Amanhã de manhã

Felicidade não é um conceito negativo, a ausência de insatisfação, de sentimento podre ou perverso, um não-ter-do-que-se-queixar ou um sei-lá-acordei-feliz-hoje. Nem um gosto bom de ter conquistado o que se queria, ou se pensava que queria. Felicidade é, antes, um conceito positivo. Exige uma ação de quem a quer.  Um ato cujo significante se expressa por alguma palavra que termine em ar, er, ir. Estar feliz é deliberadamente se iludir com uma imagem do mundo que não é a real – nem racional, portanto. Se pensar como alguém que tem qualquer relevância no andamento geral das coisas. Acreditar que a vida não é sofrimento desde quando damos o primeiro até quando dermos o último de todos os respiros. Felicidade é aceitar e seguir a doutrina do mundo aquele em que as pessoas não morrem, nem vão pra longe, nem não nos gostam e nem não são nossas amigas.

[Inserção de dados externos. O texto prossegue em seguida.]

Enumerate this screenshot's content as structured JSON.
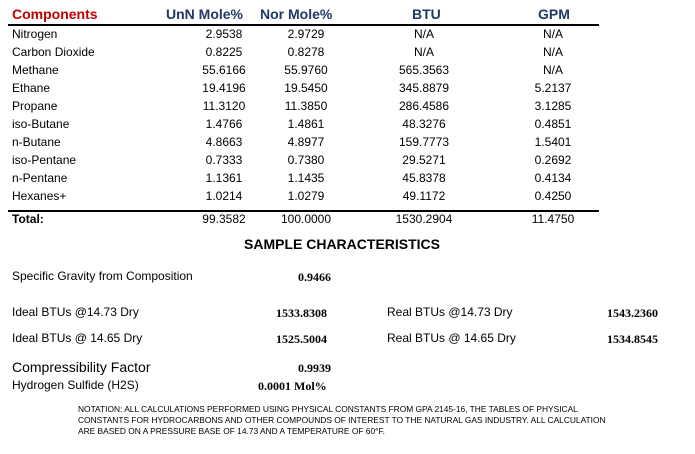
{
  "table": {
    "headers": [
      "Components",
      "UnN Mole%",
      "Nor Mole%",
      "BTU",
      "GPM"
    ],
    "rows": [
      {
        "name": "Nitrogen",
        "unn": "2.9538",
        "nor": "2.9729",
        "btu": "N/A",
        "gpm": "N/A"
      },
      {
        "name": "Carbon Dioxide",
        "unn": "0.8225",
        "nor": "0.8278",
        "btu": "N/A",
        "gpm": "N/A"
      },
      {
        "name": "Methane",
        "unn": "55.6166",
        "nor": "55.9760",
        "btu": "565.3563",
        "gpm": "N/A"
      },
      {
        "name": "Ethane",
        "unn": "19.4196",
        "nor": "19.5450",
        "btu": "345.8879",
        "gpm": "5.2137"
      },
      {
        "name": "Propane",
        "unn": "11.3120",
        "nor": "11.3850",
        "btu": "286.4586",
        "gpm": "3.1285"
      },
      {
        "name": "iso-Butane",
        "unn": "1.4766",
        "nor": "1.4861",
        "btu": "48.3276",
        "gpm": "0.4851"
      },
      {
        "name": "n-Butane",
        "unn": "4.8663",
        "nor": "4.8977",
        "btu": "159.7773",
        "gpm": "1.5401"
      },
      {
        "name": "iso-Pentane",
        "unn": "0.7333",
        "nor": "0.7380",
        "btu": "29.5271",
        "gpm": "0.2692"
      },
      {
        "name": "n-Pentane",
        "unn": "1.1361",
        "nor": "1.1435",
        "btu": "45.8378",
        "gpm": "0.4134"
      },
      {
        "name": "Hexanes+",
        "unn": "1.0214",
        "nor": "1.0279",
        "btu": "49.1172",
        "gpm": "0.4250"
      }
    ],
    "total": {
      "name": "Total:",
      "unn": "99.3582",
      "nor": "100.0000",
      "btu": "1530.2904",
      "gpm": "11.4750"
    }
  },
  "characteristics": {
    "title": "SAMPLE CHARACTERISTICS",
    "specific_gravity_label": "Specific Gravity from Composition",
    "specific_gravity_value": "0.9466",
    "ideal_1473_label": "Ideal BTUs @14.73 Dry",
    "ideal_1473_value": "1533.8308",
    "ideal_1465_label": "Ideal BTUs @ 14.65 Dry",
    "ideal_1465_value": "1525.5004",
    "real_1473_label": "Real BTUs @14.73 Dry",
    "real_1473_value": "1543.2360",
    "real_1465_label": "Real BTUs @ 14.65 Dry",
    "real_1465_value": "1534.8545",
    "compressibility_label": "Compressibility Factor",
    "compressibility_value": "0.9939",
    "h2s_label": "Hydrogen Sulfide (H2S)",
    "h2s_value": "0.0001 Mol%"
  },
  "notation": "NOTATION:    ALL CALCULATIONS PERFORMED USING PHYSICAL CONSTANTS FROM GPA 2145-16, THE TABLES OF PHYSICAL CONSTANTS FOR HYDROCARBONS AND OTHER COMPOUNDS OF INTEREST TO THE NATURAL GAS INDUSTRY.  ALL CALCULATION ARE BASED ON A PRESSURE BASE OF 14.73 AND A TEMPERATURE OF 60°F."
}
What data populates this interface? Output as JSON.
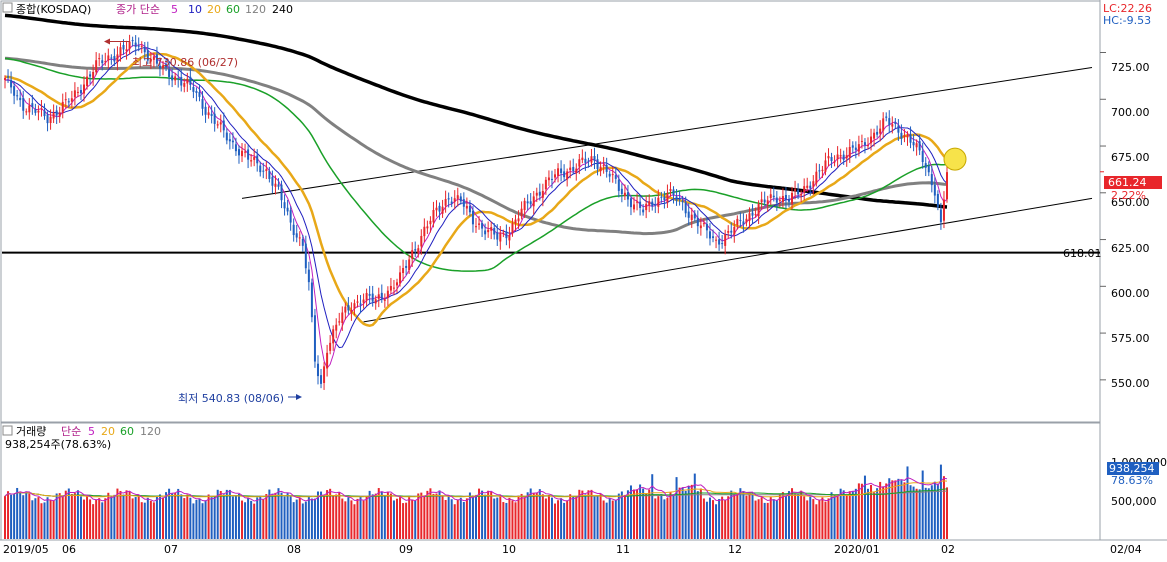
{
  "chart_data": [
    {
      "type": "candlestick",
      "header": {
        "indicator_label": "종합(KOSDAQ)",
        "ma_prefix": "종가 단순",
        "ma_periods": [
          "5",
          "10",
          "20",
          "60",
          "120",
          "240"
        ]
      },
      "lc_label": "LC:22.26",
      "hc_label": "HC:-9.53",
      "y_ticks": [
        "725.00",
        "700.00",
        "675.00",
        "650.00",
        "625.00",
        "600.00",
        "575.00",
        "550.00"
      ],
      "ylim": [
        528,
        752
      ],
      "current_price_label": "661.24",
      "current_change_label": "2.22%",
      "current_price": 661.24,
      "support_line_label": "618.01",
      "support_value": 618.01,
      "high_annotation": "최고 730.86 (06/27)",
      "low_annotation": "최저 540.83 (08/06)",
      "high_value": 730.86,
      "low_value": 540.83,
      "x_ticks": [
        "2019/05",
        "06",
        "07",
        "08",
        "09",
        "10",
        "11",
        "12",
        "2020/01",
        "02",
        "02/04"
      ],
      "colors": {
        "up": "#e8262b",
        "down": "#1f5fc0",
        "ma5": "#c020c0",
        "ma10": "#2020c0",
        "ma20": "#e8a818",
        "ma60": "#1aa028",
        "ma120": "#808080",
        "ma240": "#000000"
      }
    },
    {
      "type": "bar",
      "header": {
        "indicator_label": "거래량",
        "ma_prefix": "단순",
        "ma_periods": [
          "5",
          "20",
          "60",
          "120"
        ],
        "summary": "938,254주(78.63%)"
      },
      "y_ticks": [
        "1,000,000",
        "500,000"
      ],
      "current_value_label": "938,254",
      "current_pct_label": "78.63%"
    }
  ]
}
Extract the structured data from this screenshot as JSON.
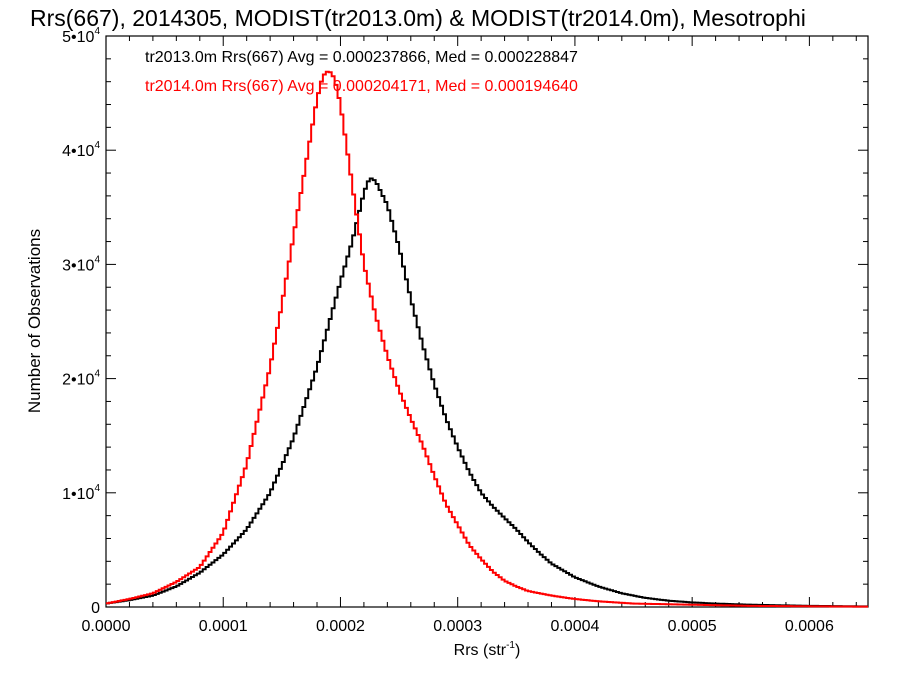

Nem não querem nos ouvir falar de nossos duvidosos problemas morais, sociais e intrapessoais e nem dão a mínima pro que temos a contar-lhes em sábados à noite. É botar os fones de ouvido e se privar de toda a vida que é a mais de 1cm do corpo. Acordar não querendo tê-lo feito, sair querendo voltar, voltar querendo sair. E se satisfazer com o que há de mais podre em cada âmbito que a vontade atinge. Ignorância é felicidade. A realidade é precária.